The quadrant plot finally made the patterns snap into place. Neighborhoods weren’t just rising or falling; they were clustering into four distinct market worlds:

  1. “Gold Rushes” (Higher price, higher demand): These are neighborhoods riding a full post-pandemic rebound: prices are climbing, tourists are coming. Tourism, gentrification pressure, and city spillover are often all happening here.

  2. “Bargain Surges” (Lower price, higher demand): Here, demand is rising but prices have softened. These feel like the value-hunters magents where travelers go when premium markets get too expensive.

  3. “Luxury Goes Light” (Higher price, lower demand): These markets might be hitting affordability ceilings, overshooting demand, or aging out of traveler preferences - price has gone up but demand has gone down.

  4. “Demand Crashes” (Lower price, lower demand): Tourists left, hosts cut prices, and the market didn’t bounce back. Many of the LA and New York declines fall here, suggesting neighborhood-specific regulatory concerns or broader urban recovery challenges.

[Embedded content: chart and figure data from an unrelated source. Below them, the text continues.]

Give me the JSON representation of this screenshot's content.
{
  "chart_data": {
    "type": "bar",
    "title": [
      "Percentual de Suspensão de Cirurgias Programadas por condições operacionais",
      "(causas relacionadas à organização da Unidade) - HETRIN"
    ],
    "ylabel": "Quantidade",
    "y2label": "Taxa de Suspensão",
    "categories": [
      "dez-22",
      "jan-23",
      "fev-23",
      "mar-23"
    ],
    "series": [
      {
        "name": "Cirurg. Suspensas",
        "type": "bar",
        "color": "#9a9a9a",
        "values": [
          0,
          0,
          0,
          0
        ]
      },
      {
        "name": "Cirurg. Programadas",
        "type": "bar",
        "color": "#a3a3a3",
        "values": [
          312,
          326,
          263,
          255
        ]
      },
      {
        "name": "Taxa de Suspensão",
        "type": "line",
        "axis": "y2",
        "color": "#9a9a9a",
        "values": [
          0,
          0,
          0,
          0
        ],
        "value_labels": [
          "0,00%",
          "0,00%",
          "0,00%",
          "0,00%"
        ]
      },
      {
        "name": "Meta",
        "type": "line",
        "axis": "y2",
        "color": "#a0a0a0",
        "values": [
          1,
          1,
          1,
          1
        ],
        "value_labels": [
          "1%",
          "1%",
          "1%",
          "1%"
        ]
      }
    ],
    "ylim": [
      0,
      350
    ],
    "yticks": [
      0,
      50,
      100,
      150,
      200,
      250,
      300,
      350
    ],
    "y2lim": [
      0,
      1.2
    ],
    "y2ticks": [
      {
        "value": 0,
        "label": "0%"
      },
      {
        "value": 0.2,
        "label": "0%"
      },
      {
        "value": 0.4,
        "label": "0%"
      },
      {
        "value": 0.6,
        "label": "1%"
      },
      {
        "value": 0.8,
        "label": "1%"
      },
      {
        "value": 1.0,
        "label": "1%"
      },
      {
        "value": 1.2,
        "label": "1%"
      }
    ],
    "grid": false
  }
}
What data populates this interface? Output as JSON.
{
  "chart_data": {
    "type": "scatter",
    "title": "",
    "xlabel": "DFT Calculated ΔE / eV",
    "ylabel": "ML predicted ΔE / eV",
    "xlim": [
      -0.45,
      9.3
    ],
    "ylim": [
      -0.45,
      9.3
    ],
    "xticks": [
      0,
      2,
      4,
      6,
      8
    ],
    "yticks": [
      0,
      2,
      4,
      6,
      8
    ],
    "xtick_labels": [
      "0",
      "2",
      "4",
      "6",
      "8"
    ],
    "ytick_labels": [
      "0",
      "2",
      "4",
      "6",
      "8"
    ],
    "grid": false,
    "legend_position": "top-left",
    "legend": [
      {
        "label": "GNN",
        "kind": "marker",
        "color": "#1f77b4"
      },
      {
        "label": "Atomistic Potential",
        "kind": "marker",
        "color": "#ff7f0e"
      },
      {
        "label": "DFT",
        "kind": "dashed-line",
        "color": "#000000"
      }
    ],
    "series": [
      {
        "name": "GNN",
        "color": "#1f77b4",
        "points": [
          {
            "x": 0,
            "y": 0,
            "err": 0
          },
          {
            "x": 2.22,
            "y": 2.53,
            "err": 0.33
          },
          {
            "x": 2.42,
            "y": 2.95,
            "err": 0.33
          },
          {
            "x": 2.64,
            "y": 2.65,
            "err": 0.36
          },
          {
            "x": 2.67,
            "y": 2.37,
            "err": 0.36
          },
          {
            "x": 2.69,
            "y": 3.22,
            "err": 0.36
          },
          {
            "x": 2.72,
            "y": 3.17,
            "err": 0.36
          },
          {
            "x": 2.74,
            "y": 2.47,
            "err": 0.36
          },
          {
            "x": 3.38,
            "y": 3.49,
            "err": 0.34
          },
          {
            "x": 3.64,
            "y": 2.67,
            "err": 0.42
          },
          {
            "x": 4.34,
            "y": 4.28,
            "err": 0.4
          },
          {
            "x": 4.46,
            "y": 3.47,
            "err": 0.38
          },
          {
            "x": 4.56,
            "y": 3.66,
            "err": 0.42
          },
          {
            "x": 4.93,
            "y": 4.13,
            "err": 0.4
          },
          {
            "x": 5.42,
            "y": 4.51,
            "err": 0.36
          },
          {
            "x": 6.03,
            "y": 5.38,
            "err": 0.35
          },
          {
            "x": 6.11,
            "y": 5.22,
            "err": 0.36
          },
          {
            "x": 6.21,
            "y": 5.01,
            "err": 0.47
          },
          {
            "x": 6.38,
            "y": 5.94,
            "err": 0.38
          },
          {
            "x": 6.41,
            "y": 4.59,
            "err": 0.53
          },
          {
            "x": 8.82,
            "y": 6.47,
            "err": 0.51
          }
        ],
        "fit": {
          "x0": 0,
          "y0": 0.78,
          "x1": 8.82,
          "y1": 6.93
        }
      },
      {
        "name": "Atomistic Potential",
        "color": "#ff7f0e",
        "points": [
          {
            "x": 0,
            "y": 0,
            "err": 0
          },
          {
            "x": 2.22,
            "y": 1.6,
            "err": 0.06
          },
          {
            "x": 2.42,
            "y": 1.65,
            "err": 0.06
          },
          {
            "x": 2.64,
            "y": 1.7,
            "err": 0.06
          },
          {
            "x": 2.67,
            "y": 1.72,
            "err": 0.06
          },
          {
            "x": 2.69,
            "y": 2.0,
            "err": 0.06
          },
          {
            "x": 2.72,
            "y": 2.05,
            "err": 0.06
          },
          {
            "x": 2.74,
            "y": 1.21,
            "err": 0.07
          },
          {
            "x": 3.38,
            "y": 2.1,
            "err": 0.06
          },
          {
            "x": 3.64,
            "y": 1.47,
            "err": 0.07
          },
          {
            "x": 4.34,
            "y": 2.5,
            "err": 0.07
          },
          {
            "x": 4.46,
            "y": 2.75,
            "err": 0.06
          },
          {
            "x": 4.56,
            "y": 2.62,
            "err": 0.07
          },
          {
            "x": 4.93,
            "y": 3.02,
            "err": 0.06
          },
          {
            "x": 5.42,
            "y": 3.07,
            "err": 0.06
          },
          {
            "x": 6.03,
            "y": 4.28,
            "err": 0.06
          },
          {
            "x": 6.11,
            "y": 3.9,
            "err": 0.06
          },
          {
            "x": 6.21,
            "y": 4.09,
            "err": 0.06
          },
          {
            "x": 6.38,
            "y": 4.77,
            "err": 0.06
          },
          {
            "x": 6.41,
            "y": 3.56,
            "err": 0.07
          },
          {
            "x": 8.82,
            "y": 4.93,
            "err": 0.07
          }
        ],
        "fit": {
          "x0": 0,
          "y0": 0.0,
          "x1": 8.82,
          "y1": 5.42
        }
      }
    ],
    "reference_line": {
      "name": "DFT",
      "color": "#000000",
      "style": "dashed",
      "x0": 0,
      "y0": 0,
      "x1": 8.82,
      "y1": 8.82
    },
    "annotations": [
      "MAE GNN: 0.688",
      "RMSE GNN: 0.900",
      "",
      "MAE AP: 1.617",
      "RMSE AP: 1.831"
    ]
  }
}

Together, these four market personalities finally made the story legible: Airbnb’s post-2020 recovery wasn’t one narrative: it was four, unfolding at the same time, often within the same metro area.

Conclusion

This analysis showed that Airbnb’s impact is hyper-local. I was shocked to see the biggest price jumps in under-resourced or gentrifying neighborhoods, while demand exploded in places far outside classic tourist zones. The quadrant plot made it clear: neighborhoods are experiencing four completely different Airbnb trajectories, from booming “Gold Rushes” to severe “Demand Crashes.”

These differences are critical for policymaking. Citywide rules, like caps, taxes, or registration laws, won’t land evenly. Vulnerable neighborhoods may need stronger protections, while wealthier or tourism-oriented areas might be better served by targeted fees or enforcement rather than broad bans (as NYC’s Local Law 18 demonstrated).

A natural next step would be linking these patterns to rent changes, host types, or demographic shifts to understand who is most at risk. My core takeaway: Airbnb regulation must be neighborhood-specific, because Airbnb’s impact is too uneven to govern with a single citywide approach.

References

Kritik Seth, “US Airbnb Open Data,” Kaggle (2023) https://www.kaggle.com/datasets/kritikseth/us-airbnb-open-data

Thibeault, J. (2024, June 24). Airbnb: A plague in American neighborhoods? Medium. Retrieved from https://medium.com/_jasonthibeault/airbnb-a-plague-in-american-neighborhoods-e453974410fe

Appendix

This dataset required quite a lot of cleaning, so let me go through a little bit of the process! To prepare my dataset for analysis:

  • I first addressed missing and improperly formatted entries. The neighbourhood_group variable contained blank strings instead of actual missing values, so I converted those to NA.
  • I then kept one version that had the neighborhood groups listed as NA and one version that had all observations with NA for neighborhood_group removed.
  • Several key variables required type conversion: last_review was transformed from a character string into a true date using lubridate::dmy(), and the categorical variables (room_type, city, and neighbourhood_group) were converted into factors for clearer interpretation.
  • I then removed host_name, a text-heavy identifier column that provides no analytical value.
  • To ensure realistic modeling, I filtered out listings with a price of $0 and trimmed extreme outliers by removing observations above the 99th percentile of both price and minimum_nights.
  • Finally, I replaced missing values in reviews_per_month with zero, which is appropriate because listings with no reviews simply have no monthly review activity.

Thank you for an amazing quarter! I really learned so much in this class. Have a great break!